Who we are

Koha Apparel was founded in 2019, and it was the result of observing the streets while I walked from home to mahi, witnessing those who were homeless and those experiencing living-in poverty. I knew of Everybody Eats and wanted to provide the same service but with clothing, so I reached out to Nick Loosley (the founder), and two months later, Koha Apparel became a constant fixture at St Kevin's Arcade alongside Everybody Eats, feeding and clothing central Tāmaki’s most vulnerable. 

I believe that just because someone has nothing does not mean they should accept anything. Koha Apparel was founded to give people the right to choose from quality, premium clothing without barriers. For me, the last five years have been of considerable momentum, built on those earlier foundations. Last year, we met our objective of increasing our community presence by operating twenty-one pop-ups and creating cooperative partnerships with not-for-profit organisations to clothe those beyond our networks.

In the last couple of years, working with my friend Trace, we have prioritised our environmental responsibility beyond our social impact, championing circularity and transparency. Our impact reporting was a big part of this. Trace works in circularity and sustainability, and it made so much sense we could combine our passions and progress Common (previously Koha Apparel) in new ways. We also introduced quarterly carbon impact reporting as members of the UsedFULLY Textile Reuse Programme. Our role within the charity services space was also a service to Mother Earth. 

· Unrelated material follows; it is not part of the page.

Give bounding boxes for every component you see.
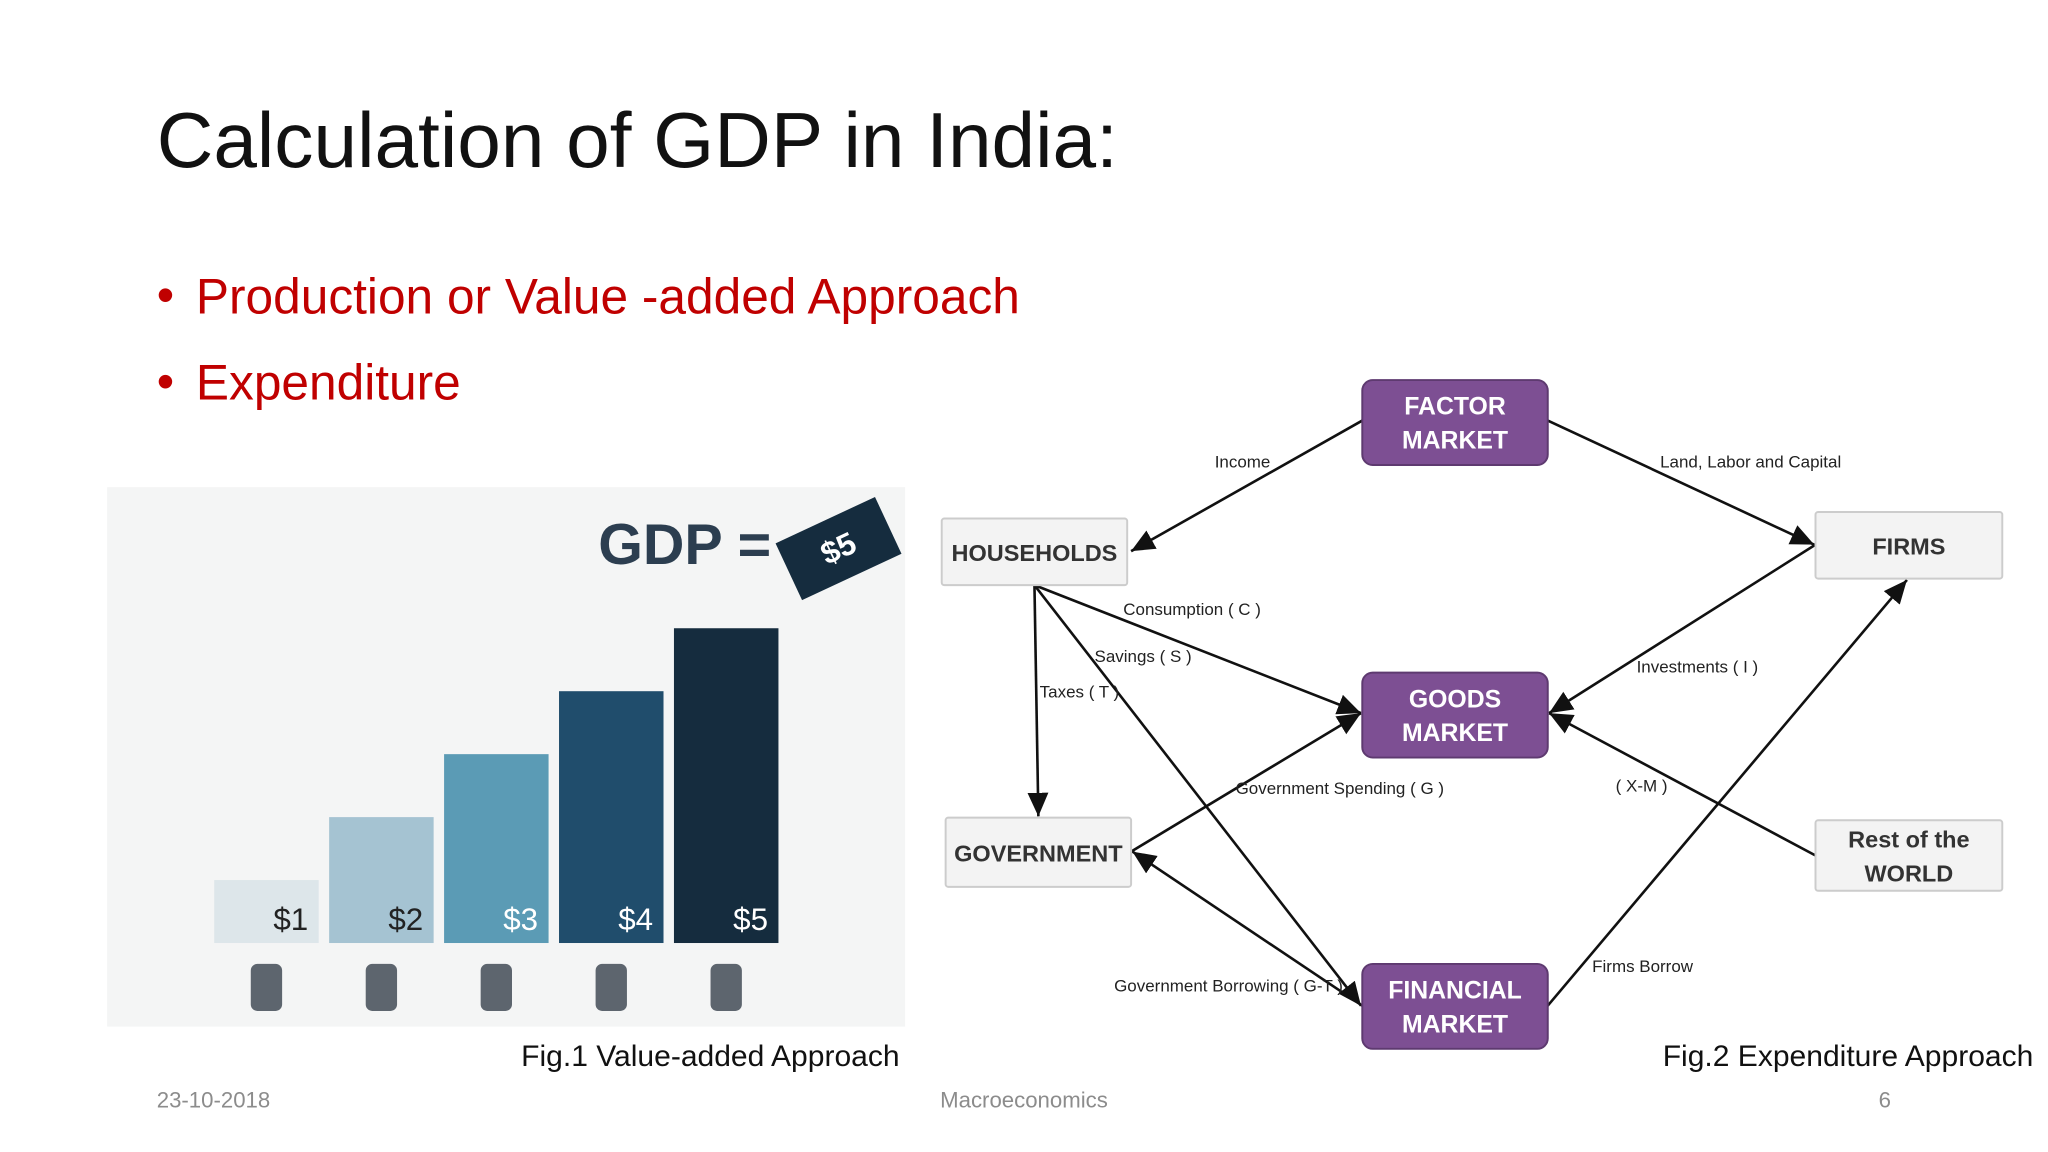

There is more than enough to go around in the world, and my mission from the outset was to recirculate it from those who have excess. Once you see the need, it is hard to ignore it. I have been fortunate enough to witness the impact clothing has had on many people's lives—confidence, dignity and, more than that, hope. How we dress becomes a part of our identity. It is how we present to the world. The power of clothing should never be underestimated, and I believe everyone should have the right to clothing, to not be disadvantaged in situations where how we look impacts how others react and interact with us and the opportunities or how appearance can make people invisible in society. Every person is worthy.

— Charli Cox, Founder

  • Charli Cox

    Charli’s current and previous roles provide unique perspectives on outsourced and insourced community services and sustainability. Currently working at Lifewise within the Youth Housing Team, Charli brings a wealth of knowledge, experience and social system change. Her role invovlves establishing relationships with organisations, forging new ways of working towards better outcomes for those aged 16 to 24. Previously, Charli worked for icebreaker for six years in quality and compliance roles and three within the production team, contributing to her commercial understanding and the broader context of sustainability and the challenges faced by fashion brands. Her very hands-on approach is guided by a passion to demonstrate how care and purpose can create opportunities towards enhancing human, societal and environmental progress.

  • Tracey Creed

    Tracey is the marketing and communications manager at Ecoware, a compostable packaging company. With an intent focus on environmental responsibility and sustainability, her experience includes nine years working with various brands, building knowledge around materials and circularity with a deep interest in reframing value and addressing the issues of overconsumption and waste. A writer and photographer, she combines creative and communication ability with research in scanning the market and legislative environments to create unique brand positioning opportunities for her clients. Her varied responsibilities include brand communications, climate and impact reporting. Utilising her skillset and interests, she is also the co-founder of online publication Lagom which explores issues at the interconnectivity of health, climate and waste.